O Presidente dos Estados Unidos, Donald Trump, reafirmou hoje a sua autonomia em matéria de política externa, defendendo que tem o "direito" de manter uma posição divergente da do Papa Leão XIV relativamente ao conflito no Irão. A declaração surge num momento de crescente tensão entre Washington e o Vaticano, após críticas mútuas sobre o rumo da guerra no Médio Oriente.

Em declarações aos jornalistas, Trump sublinhou que, embora mantenha o respeito pela figura do pontífice, a sua prioridade absoluta é a segurança nacional e os interesses estratégicos dos EUA. "Temos posições diferentes e eu tenho o direito a manter a minha", afirmou o Presidente, vincando que as decisões militares da sua administração não estão subordinadas à visão da Santa Sé.

O braço-de-ferro entre o líder norte-americano e o chefe da Igreja Católica intensificou-se nas últimas semanas.
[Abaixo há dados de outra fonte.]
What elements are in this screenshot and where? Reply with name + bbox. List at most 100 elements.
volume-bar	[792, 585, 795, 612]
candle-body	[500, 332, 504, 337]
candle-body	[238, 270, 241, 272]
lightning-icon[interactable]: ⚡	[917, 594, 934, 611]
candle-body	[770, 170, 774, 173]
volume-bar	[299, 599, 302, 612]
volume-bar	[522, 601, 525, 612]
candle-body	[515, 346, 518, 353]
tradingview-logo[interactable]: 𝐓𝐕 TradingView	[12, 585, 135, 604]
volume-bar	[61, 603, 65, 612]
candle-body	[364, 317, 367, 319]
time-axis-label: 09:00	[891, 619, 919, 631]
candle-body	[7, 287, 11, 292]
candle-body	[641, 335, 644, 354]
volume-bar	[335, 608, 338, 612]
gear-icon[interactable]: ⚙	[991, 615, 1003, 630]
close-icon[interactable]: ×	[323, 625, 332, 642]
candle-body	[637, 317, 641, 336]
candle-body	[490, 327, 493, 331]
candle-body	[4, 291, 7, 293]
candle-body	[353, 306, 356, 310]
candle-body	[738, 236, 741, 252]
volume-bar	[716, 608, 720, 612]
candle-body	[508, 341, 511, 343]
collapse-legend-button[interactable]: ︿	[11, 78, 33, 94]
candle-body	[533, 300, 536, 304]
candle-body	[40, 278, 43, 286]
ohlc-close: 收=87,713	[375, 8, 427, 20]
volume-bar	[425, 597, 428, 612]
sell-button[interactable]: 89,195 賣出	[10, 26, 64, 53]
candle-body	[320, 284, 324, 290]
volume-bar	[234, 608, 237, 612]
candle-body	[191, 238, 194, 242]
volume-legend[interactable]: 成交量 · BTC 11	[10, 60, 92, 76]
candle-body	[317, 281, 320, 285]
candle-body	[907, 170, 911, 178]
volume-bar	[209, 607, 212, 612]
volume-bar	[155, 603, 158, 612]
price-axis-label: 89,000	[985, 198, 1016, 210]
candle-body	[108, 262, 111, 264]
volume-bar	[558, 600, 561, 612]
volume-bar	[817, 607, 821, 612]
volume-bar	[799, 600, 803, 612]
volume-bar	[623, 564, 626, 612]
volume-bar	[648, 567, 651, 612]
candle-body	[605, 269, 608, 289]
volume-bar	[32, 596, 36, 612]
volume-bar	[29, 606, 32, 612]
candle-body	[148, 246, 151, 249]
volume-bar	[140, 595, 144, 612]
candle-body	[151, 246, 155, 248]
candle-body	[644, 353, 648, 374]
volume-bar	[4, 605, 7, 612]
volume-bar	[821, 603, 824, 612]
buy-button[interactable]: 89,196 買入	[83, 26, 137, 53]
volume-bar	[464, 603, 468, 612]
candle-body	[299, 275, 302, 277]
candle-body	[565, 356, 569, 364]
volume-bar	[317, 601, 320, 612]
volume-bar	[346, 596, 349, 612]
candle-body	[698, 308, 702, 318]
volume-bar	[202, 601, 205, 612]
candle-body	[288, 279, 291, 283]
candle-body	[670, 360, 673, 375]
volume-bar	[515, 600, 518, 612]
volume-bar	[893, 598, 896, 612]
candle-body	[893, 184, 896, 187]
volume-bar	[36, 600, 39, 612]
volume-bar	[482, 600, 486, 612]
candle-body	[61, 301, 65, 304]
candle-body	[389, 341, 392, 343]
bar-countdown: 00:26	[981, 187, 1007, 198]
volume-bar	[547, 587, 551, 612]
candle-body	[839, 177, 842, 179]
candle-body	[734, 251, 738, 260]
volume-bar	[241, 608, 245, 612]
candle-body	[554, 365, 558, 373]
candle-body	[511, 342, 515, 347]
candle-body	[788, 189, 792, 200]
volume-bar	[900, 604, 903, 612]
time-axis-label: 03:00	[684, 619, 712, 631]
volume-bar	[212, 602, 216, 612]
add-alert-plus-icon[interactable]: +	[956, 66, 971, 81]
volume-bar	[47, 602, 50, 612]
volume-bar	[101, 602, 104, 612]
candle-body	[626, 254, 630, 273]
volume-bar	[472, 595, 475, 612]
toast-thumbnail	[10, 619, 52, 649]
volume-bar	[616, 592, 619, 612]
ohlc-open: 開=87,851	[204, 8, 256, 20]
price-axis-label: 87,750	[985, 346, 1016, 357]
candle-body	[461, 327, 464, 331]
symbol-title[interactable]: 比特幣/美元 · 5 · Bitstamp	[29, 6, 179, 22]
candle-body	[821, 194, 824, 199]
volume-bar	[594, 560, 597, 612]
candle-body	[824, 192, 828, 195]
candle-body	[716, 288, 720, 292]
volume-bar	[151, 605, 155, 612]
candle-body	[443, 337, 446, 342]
O Papa Leão XIV tem sido uma das vozes mais críticas da intervenção militar, apelando repetidamente a uma cessação imediata das hostilidades por razões humanitárias. Por outro lado, a Casa Branca mantém uma postura de "pressão máxima" sobre Teerão, considerando-a essencial para a estabilidade da região a longo prazo.

Este choque de visões entre a maior potência militar do mundo e a maior autoridade moral da Igreja Católica está a ser acompanhado com preocupação pela comunidade internacional. Analistas sublinham que este distanciamento pode dificultar os esforços de mediação de paz que têm sido tentados por diversos países neutros.

A troca de declarações marca um novo capítulo de isolacionismo diplomático da administração Trump, que continua a privilegiar a soberania das decisões de Washington face aos apelos de líderes mundiais e religiosos.